Critical Condition: Armistead Maupin’s Tales of the City

Armistead Maupin’s Tales of the City | Netflix, from Friday

☆☆☆☆ “Having seen the poignant but flavourless first episode of the newest iteration, I can say that it seems very little has changed on 28 Barbary Lane, the show’s residential oasis located in San Fran’s now-tony Russian Hill neighborhood. Sure, in 2019 its young inhabitants may self-consciously navigate gender, queerness and trans identities openly, or experiment with the heady waters of social media influencing for profit, but the series, as stilted and theatrical as ever, remains a time capsule of the freewheeling San Francisco come and gone.” — The Hollywood Reporter.

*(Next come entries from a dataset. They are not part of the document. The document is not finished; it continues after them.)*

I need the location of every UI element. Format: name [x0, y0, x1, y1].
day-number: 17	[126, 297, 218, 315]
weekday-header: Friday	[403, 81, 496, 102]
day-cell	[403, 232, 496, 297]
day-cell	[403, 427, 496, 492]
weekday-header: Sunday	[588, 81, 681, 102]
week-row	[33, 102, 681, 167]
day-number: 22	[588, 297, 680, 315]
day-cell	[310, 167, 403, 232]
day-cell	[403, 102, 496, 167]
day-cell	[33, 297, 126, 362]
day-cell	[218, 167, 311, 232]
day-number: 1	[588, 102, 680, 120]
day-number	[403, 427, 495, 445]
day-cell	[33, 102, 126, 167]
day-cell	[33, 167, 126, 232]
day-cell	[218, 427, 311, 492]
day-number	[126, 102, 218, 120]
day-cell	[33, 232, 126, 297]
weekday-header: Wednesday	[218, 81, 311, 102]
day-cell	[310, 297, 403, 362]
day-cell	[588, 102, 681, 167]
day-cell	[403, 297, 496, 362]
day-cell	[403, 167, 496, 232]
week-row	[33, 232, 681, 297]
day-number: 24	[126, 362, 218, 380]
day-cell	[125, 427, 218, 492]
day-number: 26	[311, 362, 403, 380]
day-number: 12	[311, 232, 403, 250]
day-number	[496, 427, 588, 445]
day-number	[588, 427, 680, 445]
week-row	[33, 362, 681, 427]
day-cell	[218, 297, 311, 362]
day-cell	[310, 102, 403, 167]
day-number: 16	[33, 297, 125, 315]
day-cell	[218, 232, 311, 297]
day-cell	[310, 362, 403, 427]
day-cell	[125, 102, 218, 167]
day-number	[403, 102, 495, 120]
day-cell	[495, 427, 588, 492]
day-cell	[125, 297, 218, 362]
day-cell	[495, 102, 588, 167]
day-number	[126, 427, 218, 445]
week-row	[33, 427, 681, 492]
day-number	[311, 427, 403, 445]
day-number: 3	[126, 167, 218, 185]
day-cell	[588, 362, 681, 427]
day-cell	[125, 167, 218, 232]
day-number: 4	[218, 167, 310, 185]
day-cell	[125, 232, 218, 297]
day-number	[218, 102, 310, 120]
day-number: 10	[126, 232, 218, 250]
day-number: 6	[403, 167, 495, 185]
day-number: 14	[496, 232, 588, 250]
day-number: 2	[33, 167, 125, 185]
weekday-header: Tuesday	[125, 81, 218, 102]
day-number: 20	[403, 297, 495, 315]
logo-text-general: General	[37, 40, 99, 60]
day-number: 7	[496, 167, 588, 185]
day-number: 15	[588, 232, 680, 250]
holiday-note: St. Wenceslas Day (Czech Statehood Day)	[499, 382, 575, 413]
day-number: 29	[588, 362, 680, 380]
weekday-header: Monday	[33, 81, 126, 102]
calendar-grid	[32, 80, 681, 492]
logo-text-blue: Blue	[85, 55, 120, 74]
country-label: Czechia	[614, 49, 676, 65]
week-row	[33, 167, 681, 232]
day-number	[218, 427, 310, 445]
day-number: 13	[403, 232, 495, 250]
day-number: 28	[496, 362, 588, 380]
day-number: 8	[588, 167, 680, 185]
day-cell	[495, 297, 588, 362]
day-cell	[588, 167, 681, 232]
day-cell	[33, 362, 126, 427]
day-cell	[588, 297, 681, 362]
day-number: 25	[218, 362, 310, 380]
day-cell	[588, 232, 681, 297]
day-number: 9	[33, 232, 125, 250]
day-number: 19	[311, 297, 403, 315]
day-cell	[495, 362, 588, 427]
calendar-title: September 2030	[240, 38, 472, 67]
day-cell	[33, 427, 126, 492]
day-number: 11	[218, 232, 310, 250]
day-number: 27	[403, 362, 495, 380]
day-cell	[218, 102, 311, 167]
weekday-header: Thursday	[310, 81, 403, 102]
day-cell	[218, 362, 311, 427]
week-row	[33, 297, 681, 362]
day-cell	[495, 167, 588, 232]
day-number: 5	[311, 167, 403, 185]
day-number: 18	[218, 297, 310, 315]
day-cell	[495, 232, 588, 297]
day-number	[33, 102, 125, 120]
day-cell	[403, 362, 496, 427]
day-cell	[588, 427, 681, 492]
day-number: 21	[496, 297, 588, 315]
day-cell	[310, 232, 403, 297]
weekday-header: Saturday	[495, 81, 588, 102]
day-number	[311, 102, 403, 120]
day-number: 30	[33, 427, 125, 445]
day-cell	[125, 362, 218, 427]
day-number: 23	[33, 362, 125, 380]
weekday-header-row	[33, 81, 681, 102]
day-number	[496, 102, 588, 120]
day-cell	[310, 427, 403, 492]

☆☆☆☆ “The new series splits its allegiance between characters old and new … Even as I rolled my eyes or scratched my head at various developments, the performances and the optimistic (and very Maupin) spirit buoyed me through the whole thing … And there’s a hopefulness to the endeavor that feels as needed now as it was when the original Tales appeared in written and then televised form.” — Rolling Stone.

☆☆☆☆ “It’s a promising beginning to a story that began before AIDS and continues in an era where patients live and manage their diseases, one that started when San Francisco was a bohemian swingers’ paradise and depicts, now, a city that’s both aging and rollicking with the still-extant hopes of young people. It’s enough to make fans and newcomers alike feel glad the story continued.” —  Variety.

☆☆☆☆ “The original formula of Tales of City involved putting [Laura] Linney’s screwball-comedy energy as Mary Ann at the centre of a sexed-up but fairly conventional soap opera plot. That’s still the template, but what was quirky and entertaining then — with Richard Kramer, a Thirtysomething veteran, on board as a writer and executive producer — is draggy, preachy and a little morbid now. Might as well blame it on the internet along with everything else.” — New York Times.

☆☆☆☆ “Barbary Lane’s celebrated queerness is less remarkable these days … Though such actorly appropriation is now frowned on, Olympia Dukakis is stuck playing the transgender landlady; she is perhaps ‘iconic’.” — Financial Times.